Saturday, December 27, 2014

Recipe of the Month: Gratin d'endive

Here in Paris it’s usually not as cold as in many parts of the U.S.  This has always amazed me, because on the map Paris is at the same latitude as Labrador, Canada. And yet the temperature rarely drops below freezing for long and snow is rare, thanks to the Gulf Stream which crosses the Atlantic and flows into the English Channel.
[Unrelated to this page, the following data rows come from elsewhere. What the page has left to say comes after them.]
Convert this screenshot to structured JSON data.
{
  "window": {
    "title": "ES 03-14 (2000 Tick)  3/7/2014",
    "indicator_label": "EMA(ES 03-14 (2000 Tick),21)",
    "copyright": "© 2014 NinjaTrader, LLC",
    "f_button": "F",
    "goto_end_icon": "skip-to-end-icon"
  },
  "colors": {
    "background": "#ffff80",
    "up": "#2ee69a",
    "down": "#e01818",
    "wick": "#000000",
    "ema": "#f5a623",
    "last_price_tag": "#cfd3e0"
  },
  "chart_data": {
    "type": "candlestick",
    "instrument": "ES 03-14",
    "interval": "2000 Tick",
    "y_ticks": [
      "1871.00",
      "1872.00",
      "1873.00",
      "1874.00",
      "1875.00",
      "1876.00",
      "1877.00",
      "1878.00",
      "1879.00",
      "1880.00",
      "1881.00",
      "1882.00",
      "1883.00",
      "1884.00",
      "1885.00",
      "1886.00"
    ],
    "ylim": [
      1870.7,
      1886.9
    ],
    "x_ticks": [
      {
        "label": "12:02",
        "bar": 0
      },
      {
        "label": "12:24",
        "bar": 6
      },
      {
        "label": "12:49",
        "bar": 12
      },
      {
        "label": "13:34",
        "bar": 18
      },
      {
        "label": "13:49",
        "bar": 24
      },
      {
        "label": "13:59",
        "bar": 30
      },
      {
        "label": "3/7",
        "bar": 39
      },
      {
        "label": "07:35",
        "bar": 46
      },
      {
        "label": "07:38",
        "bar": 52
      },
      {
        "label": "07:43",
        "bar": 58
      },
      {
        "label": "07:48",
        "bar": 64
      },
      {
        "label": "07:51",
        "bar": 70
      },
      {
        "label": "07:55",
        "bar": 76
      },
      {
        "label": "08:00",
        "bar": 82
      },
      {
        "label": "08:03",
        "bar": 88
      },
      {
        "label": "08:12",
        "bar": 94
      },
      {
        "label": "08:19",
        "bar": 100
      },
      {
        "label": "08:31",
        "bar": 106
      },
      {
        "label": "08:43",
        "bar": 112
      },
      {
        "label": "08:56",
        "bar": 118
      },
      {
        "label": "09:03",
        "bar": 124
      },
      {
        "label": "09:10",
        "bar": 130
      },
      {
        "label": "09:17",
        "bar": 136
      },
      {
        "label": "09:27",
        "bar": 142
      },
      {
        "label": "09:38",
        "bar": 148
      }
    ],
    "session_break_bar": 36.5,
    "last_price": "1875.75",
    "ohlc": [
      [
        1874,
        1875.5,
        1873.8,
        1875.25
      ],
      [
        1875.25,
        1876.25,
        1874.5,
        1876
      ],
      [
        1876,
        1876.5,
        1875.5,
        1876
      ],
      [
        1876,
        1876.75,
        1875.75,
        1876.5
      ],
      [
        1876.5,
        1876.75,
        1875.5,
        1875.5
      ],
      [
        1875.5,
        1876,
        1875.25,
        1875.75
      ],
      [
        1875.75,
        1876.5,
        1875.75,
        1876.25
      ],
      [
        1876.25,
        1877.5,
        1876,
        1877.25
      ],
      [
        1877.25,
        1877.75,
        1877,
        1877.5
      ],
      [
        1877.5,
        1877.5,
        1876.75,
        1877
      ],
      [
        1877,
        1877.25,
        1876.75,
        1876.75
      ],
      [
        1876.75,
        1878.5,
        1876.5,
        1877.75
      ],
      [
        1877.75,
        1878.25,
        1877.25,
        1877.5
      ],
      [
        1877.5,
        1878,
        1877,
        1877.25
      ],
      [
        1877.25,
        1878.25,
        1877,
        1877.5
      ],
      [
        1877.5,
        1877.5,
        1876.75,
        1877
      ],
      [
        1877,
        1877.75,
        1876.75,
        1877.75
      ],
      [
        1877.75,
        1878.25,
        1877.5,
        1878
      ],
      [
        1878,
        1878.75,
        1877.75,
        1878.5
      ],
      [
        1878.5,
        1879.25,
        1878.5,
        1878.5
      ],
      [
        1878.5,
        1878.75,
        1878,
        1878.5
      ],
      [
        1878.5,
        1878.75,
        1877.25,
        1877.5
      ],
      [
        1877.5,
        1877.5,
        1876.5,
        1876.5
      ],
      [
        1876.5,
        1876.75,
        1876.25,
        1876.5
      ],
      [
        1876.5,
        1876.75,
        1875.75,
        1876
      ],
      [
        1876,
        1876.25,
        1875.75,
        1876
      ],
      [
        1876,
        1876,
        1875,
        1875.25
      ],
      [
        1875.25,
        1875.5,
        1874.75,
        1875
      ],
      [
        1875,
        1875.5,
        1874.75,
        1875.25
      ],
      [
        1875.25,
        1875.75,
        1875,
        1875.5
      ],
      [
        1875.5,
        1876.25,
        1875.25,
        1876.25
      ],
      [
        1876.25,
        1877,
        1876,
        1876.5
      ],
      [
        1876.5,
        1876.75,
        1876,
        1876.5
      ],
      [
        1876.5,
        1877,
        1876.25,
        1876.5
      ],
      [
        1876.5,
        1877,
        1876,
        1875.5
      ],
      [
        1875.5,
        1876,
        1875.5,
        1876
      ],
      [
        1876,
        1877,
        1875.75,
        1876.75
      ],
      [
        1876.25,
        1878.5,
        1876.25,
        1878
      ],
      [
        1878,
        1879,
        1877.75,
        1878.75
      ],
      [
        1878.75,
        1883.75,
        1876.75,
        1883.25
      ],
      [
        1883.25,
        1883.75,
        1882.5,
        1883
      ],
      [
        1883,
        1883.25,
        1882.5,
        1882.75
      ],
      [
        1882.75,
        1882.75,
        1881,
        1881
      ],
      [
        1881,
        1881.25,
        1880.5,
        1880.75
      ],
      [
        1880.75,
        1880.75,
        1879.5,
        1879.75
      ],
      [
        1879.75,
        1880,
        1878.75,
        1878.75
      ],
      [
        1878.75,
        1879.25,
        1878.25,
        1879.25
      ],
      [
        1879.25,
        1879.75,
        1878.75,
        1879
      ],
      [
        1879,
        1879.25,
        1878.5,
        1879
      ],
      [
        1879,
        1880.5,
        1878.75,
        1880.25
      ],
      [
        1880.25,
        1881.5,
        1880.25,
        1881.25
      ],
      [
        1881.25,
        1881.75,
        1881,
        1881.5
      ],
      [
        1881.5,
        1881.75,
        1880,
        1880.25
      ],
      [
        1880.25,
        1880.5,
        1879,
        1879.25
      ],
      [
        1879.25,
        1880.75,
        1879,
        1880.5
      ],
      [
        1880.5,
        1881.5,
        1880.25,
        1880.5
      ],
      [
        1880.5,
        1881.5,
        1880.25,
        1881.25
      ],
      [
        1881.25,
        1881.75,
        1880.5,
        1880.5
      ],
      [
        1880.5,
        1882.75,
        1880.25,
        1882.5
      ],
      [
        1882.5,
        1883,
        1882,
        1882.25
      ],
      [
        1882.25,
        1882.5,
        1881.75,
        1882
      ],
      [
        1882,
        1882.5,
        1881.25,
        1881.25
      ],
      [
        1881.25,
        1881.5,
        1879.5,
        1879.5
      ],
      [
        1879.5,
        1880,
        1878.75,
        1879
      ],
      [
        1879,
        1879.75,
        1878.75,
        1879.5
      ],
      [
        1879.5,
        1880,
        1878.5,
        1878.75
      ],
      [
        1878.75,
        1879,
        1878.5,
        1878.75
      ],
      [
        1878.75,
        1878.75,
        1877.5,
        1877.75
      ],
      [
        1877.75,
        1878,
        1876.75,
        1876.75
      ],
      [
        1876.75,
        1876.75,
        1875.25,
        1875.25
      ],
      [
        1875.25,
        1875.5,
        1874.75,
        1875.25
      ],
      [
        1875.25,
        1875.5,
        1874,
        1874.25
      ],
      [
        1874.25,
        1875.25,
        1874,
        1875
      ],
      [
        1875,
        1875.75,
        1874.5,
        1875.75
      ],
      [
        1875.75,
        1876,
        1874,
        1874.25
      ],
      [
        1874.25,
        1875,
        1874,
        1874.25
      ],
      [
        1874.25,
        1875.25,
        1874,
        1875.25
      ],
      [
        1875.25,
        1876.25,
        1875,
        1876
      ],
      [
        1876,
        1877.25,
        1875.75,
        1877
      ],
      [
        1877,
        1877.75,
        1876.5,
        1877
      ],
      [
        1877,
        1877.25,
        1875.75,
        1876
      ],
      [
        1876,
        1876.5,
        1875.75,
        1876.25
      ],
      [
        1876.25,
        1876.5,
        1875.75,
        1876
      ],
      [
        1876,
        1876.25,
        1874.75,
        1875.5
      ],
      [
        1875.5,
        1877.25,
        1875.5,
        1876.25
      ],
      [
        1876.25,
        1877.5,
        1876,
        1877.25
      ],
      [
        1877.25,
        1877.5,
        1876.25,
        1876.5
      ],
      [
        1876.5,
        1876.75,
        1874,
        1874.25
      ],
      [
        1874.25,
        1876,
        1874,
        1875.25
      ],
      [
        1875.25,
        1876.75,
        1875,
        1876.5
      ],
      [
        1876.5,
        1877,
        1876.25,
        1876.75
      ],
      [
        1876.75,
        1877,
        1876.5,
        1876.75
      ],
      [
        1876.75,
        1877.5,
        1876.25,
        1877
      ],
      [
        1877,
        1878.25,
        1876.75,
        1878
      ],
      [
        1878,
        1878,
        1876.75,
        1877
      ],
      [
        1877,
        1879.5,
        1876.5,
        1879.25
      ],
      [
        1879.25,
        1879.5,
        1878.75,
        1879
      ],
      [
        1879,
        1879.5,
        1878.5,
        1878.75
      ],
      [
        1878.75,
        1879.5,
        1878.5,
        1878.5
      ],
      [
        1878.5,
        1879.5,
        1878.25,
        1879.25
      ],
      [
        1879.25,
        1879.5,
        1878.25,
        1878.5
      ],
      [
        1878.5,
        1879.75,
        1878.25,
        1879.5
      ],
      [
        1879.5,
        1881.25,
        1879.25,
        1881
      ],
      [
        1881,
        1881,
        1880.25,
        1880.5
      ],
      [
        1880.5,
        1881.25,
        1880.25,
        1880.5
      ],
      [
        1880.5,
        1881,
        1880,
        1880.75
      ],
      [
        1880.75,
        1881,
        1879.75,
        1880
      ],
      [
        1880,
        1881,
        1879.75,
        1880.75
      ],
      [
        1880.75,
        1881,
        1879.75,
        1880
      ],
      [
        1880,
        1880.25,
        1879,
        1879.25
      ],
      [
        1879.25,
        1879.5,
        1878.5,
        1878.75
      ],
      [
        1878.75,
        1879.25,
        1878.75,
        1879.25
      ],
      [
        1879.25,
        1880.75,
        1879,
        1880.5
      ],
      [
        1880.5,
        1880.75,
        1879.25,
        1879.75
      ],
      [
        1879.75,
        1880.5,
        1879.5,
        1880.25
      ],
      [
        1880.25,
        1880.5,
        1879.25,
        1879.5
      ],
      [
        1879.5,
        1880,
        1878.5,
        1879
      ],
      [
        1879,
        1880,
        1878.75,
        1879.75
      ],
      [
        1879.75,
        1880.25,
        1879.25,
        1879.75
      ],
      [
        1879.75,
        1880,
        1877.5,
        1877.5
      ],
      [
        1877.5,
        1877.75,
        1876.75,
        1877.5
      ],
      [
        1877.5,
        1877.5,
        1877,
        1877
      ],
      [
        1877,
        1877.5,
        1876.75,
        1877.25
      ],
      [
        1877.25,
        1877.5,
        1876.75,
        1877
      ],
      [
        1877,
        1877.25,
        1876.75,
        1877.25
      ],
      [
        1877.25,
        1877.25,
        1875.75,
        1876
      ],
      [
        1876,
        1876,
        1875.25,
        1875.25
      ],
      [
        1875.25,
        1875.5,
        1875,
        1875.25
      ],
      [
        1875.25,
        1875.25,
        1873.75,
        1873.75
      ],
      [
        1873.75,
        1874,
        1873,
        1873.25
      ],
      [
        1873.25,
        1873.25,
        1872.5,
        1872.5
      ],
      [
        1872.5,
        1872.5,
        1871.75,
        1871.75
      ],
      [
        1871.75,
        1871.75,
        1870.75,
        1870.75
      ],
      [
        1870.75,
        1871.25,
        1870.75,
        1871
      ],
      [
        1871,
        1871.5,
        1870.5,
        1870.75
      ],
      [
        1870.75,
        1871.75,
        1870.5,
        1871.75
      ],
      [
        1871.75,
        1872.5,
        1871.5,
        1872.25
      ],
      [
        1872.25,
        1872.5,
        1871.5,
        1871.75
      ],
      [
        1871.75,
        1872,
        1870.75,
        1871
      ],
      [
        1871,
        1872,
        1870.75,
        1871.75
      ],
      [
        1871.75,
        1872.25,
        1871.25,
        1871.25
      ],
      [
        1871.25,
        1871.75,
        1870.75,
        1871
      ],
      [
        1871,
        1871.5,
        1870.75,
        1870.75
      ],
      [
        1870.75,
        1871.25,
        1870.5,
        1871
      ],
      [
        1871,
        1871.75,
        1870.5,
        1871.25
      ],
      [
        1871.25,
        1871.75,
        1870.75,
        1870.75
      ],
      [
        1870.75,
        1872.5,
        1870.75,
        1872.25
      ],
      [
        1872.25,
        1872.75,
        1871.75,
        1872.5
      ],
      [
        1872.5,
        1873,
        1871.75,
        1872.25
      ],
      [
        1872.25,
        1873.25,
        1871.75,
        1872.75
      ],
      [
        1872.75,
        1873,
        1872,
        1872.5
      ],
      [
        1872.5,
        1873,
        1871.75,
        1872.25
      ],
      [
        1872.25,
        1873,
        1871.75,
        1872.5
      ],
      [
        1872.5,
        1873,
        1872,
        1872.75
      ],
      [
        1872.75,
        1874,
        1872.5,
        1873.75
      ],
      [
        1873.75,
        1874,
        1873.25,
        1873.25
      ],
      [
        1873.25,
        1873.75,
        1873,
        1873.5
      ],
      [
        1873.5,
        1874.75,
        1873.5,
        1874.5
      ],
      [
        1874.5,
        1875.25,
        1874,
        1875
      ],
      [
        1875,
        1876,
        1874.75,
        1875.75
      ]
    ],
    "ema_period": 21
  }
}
That makes the climate milder.  On my first trip across the Channel to England, I was amazed to see the grass was still green at Christmas!
       Nevertheless, it rains a lot and the sun hides most of the winter.  That can chill you to the bone.  So winter often means “comfort food”, at least in the north of France.
       And yet... with all the excesses of the holiday season, and anxious to lose those added pounds you picked up (more the ladies than the gentlemen, but still...), I’ve chosen a winter dish that is low in calories as well as being inexpensive.  What more could you ask for, post-Santa?

P.S.  On a culinary note, although the word "endive" exists in both French and English, the French endive used in this recipe is generally called Belgian endive in English.  (Have I lost you yet?)  It's a member of the chicory family.  In fact, in the U.K. it is commonly called chicory when you find it on the markets.  The Dutch appropriately call it witloof  (or witlof), which means white leaf, perhaps as they don't want to be caught up in the attribution of a nationality to it.  After all, French fries are actually Belgian, so...


  • 8 endives
  • 1/4 of a stick of butter
  • 3 T of flour
  • ½ t salt
  • pinch of nutmeg
  • pinch of cayenne pepper
  • 1 to 1 1/4 c milk
  • 1/4 c grated parmesan
  • 6 to 8 thin slices of prosciutto or other dry-cured ham
  • 2 T of shavings of Emmenthal or Comté cheese 
  • 1½ t freshly ground pepper


- Preheat the oven to 375°F.
 - Wash the endives.  The white base of the endive is what makes it bitter, so you want to cut off just that part.  Take too much off and the endive will fall apart.
 - Melt the butter over low heat so that it doesn’t color.  As soon as it starts to bubble, take the pan off the burner and whisk in the flour, salt, nutmeg and Cayenne pepper.  Stir until it thickens.
 - Put the saucepan back on the burner and slowly pour in the milk, whisking constantly.  (Whole milk preferably, or else 2%, but NOT skimmed, as it could make the taste too “thin”.)  Turn the burner way down and continue to stir until there are no lumps.  Let simmer for 15 minutes, stirring regularly.  It’s done when it’s thick enough to coat the back of a spoon.
 - Add in the parmesan and continue to simmer for 2 or 3 minutes until the cheese melts into the mixture.  Give it one last stir to make sure the cheese is evenly distributed, then take it off the burner.
 - Butter the bottom and sides of an attractive deep baking dish big enough to hold all eight endives in one layer.  (An attractive one so it can go directly onto the table.)  Arrange the endives in the dish and drape the ham over them.  (Another way is to wrap each endive in a slice of ham, provided the slices are large enough or the endives skinny enough.)  Pour the sauce over the top and add a few little dabs of butter on top.  Then sprinkle the cheese shavings evenly over the whole thing.
 - Put the dish into the oven for 25-30 minutes until the top becomes lightly browned.  Check that the endives are tender by sticking them with a knife.
 - Grind some fresh pepper over the top and serve in its dish while it’s piping hot.

If you want to enjoy a glass of wine with this, try a crisp white wine, such as a côtes du jura or a riesling.

Obviously this dish will be much more delicious if you work from scratch, grating the nutmeg and parmesan yourself and using the more expensive types of ham.  But you can also make it with packaged sliced cooked ham and pre-grated Parmesan if you’re strapped for time and short on cash. It’s still a very tasty all-in-one meal that children just may like if you tell them it’s basically cheese and ham.  With the endive being white, they may not even notice it's a vegetable.

1 comment:

  1. Like magic, the art of cookery is in just the right amount of *deception,* is it not?